The Power of Prevention In Customer Support
An ounce of prevention is worth a pound of cure.
Benjamin Franklin
Most companies see many of the same issues over and over again.
And yet most do little to prevent those issues in the future, instead playing a never-ending game of whack-a-mole with their support tickets.
But what if you solved just one of those repetitive problems forever?
To understand how powerful prevention is, let’s see how it applies to even the smallest of issues.
Let’s say a particular issue occurs, on average, five times a week. It’s minor and easily fixed, so between reading the email, applying the fix and responding to the customer, your team spends three minutes on the issue each time.
Now let’s imagine that you spent an hour to solve this problem forever, whether it’s by building a system or process to prevent it, or making an actual change to your product.
In only four weeks, your efforts will pay for themselves.
And a year later, your team will have saved 11 hours on that issue alone.
And that’s just one small repetitive issue. Apply the same concept across dozens of small issues – and larger ones – and you’re looking at thousands of hours of savings every single year.
Now, prevention isn’t the same as automation. When automating, you automate tasks that make solving repetitive problems easier. For example, you could create a Knowledge Base article or canned reply to address common issues, or a filtering rule to change how incoming tickets are routed.
Automation makes solving the problem easier. Prevention ensures that the problem never happens to begin with.

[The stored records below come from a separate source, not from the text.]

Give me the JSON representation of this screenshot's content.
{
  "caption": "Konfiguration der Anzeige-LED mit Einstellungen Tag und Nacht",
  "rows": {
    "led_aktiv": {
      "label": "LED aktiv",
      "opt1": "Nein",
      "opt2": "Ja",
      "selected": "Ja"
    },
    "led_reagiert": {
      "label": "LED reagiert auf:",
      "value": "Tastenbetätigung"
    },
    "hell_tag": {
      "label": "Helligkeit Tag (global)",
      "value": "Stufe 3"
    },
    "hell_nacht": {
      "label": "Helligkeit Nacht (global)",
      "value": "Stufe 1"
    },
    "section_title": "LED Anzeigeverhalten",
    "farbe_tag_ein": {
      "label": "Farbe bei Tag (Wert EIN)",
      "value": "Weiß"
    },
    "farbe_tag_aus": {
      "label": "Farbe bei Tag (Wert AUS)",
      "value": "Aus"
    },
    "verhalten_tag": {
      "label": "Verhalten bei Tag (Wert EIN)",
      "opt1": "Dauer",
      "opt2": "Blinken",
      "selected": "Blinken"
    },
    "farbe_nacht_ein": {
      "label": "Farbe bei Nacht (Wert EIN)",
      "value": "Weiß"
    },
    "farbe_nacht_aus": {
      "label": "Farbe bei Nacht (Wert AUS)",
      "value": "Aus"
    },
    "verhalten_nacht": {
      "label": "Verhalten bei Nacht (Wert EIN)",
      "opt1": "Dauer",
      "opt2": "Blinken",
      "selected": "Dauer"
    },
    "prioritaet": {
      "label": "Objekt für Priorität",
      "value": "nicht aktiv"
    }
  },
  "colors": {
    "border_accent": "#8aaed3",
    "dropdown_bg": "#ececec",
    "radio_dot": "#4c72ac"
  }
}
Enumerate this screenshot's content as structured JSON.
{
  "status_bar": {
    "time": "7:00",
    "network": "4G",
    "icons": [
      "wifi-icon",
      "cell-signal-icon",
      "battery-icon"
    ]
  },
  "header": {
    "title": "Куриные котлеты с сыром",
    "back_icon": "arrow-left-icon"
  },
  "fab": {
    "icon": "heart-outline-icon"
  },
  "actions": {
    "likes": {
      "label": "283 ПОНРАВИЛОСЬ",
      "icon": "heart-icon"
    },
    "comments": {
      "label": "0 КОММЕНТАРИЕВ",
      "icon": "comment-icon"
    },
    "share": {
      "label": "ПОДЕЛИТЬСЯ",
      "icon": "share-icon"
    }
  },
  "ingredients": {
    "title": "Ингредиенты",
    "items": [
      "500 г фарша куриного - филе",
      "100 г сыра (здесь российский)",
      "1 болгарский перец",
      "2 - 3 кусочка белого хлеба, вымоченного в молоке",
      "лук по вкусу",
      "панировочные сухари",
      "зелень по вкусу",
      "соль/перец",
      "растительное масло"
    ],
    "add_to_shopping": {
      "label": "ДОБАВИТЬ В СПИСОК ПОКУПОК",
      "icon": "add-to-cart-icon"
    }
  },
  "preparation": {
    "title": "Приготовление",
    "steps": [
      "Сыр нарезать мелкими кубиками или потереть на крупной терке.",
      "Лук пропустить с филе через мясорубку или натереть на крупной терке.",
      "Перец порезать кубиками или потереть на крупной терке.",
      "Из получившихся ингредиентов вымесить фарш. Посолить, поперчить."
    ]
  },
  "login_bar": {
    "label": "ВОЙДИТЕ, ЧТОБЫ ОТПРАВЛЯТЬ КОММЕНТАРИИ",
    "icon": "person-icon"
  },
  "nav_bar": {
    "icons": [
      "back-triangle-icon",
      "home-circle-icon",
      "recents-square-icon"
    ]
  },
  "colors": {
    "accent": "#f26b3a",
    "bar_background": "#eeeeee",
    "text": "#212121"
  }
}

How to Approach Customer Service Prevention
The key to preventing issues from recurring is understanding why they happened. If you understand it happened, eliminating the cause because straightforward.
It sounds simple, but it’s important to think about this, because it’s easy to forget it in the whirlwind of responding to support ticket all day.

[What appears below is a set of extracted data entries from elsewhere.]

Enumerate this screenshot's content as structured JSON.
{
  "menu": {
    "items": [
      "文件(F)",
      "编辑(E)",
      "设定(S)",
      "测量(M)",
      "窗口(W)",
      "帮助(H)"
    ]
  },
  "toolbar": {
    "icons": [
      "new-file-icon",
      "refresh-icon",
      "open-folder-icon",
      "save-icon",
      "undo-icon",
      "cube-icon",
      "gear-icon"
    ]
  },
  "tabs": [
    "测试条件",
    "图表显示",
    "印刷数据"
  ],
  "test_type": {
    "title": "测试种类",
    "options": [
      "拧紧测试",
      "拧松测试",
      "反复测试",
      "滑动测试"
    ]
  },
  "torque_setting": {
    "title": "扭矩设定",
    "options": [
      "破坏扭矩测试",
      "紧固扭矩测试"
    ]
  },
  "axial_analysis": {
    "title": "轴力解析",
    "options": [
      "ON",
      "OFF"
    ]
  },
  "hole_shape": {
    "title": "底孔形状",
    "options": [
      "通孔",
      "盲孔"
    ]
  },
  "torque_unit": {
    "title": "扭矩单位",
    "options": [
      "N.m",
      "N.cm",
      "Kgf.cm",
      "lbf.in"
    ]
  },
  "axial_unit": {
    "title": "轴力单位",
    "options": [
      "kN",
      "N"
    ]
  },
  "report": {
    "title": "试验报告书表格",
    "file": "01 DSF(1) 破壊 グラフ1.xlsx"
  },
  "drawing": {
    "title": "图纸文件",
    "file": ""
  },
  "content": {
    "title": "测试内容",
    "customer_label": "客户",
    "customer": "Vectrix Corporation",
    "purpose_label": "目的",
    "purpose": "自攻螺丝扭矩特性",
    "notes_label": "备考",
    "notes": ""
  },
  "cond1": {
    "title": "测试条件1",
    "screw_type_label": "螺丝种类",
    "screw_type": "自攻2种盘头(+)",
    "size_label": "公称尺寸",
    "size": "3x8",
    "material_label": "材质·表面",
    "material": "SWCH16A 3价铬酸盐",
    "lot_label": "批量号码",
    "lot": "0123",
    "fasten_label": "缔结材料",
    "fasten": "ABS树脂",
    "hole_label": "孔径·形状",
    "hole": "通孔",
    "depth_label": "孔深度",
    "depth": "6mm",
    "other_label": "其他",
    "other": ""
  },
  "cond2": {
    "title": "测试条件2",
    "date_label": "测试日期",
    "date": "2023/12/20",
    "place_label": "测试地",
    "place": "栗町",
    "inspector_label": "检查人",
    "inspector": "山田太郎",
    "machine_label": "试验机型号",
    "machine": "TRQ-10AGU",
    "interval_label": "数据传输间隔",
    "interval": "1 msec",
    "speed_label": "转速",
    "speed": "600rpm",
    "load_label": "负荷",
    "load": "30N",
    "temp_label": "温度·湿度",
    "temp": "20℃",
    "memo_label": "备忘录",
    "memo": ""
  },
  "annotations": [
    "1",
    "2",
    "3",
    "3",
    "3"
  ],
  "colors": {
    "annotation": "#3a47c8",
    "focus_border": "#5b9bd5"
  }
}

There are two areas of support where prevention is useful: recurring issues, and big screwups.
Recurring issues are fairly straightforward to deal with:
1) Have a process for recognizing when an issue is “recurring.”
At Groove, we use labels in our help desk to track bugs and other smaller issues. When a label gets applied more than three times, we consider it a recurring issue.
Once an issue is recurring, it gets moved to Pivotal Tracker for whatever dev is working on bugs that day.
2) Dedicate technical staff time to fixing recurring issues.
For this to work, it’s important that your team values prevention enough to dedicate developer time – even if it’s just once per week – to eliminating these recurring issues.
If you’re struggling to get buy-in from your team on this, check out our guides to why all-hands support is a great investment, and on changing your company culture.
Preventing Big Screwups: The Art of the Blameless Review
Screwups happen.
It sucks when they do, but no business is immune.
Outages, fulfillment fails, customer service screwups: all of these leave a bad taste in your customers’ mouths, and they need to be prevented from happening ever again.
How do you do that?
With blameless reviews.
Blameless reviews are exactly what they sound like: a deep exploration of what happened, why and how it can be prevented moving forward, without assigning any guilt.
John Allspaw of Etsy explains, a blameless review means that everyone whose actions have contributed to an accident can give a detailed account of:
- “what actions they took at what time,
- what effects they observed,
- expectations they had,
- assumptions they had made,
- and their understanding of timeline of events as they occurred.
…and that they can give this detailed account without fear of punishment or retribution.”
The reason for a blameless review is that when an employee knows that they’re not going to be punished for whatever happened, the incentive shifts from “cover your own butt” to “let’s get to the bottom of this and make sure it never happens again.”
It puts the focus on the process rather than the people. Changing your processes is better than changing your people. And while strong people will leave, strong processes will work for you always.
Seek perfection, settle for excellence. Remove any personal guilt and examine the processes related to the service failure. Returning customers will appreciate your efforts to improve the experience.
The blameless review is a practice that every company should add to their repertoire, and will give you all of the insight you need to put serious screwups to bed forever.
Using Prevention In Your Customer Support
Whether you’re dealing with small issues or big crises, putting prevention processes into action will save you time and money, and help you build better relationships with your customers.
Now tell me: have you ever opted to prevent a problem from ever happening again, rather than simply choosing to keep dealing with it? What did you learn?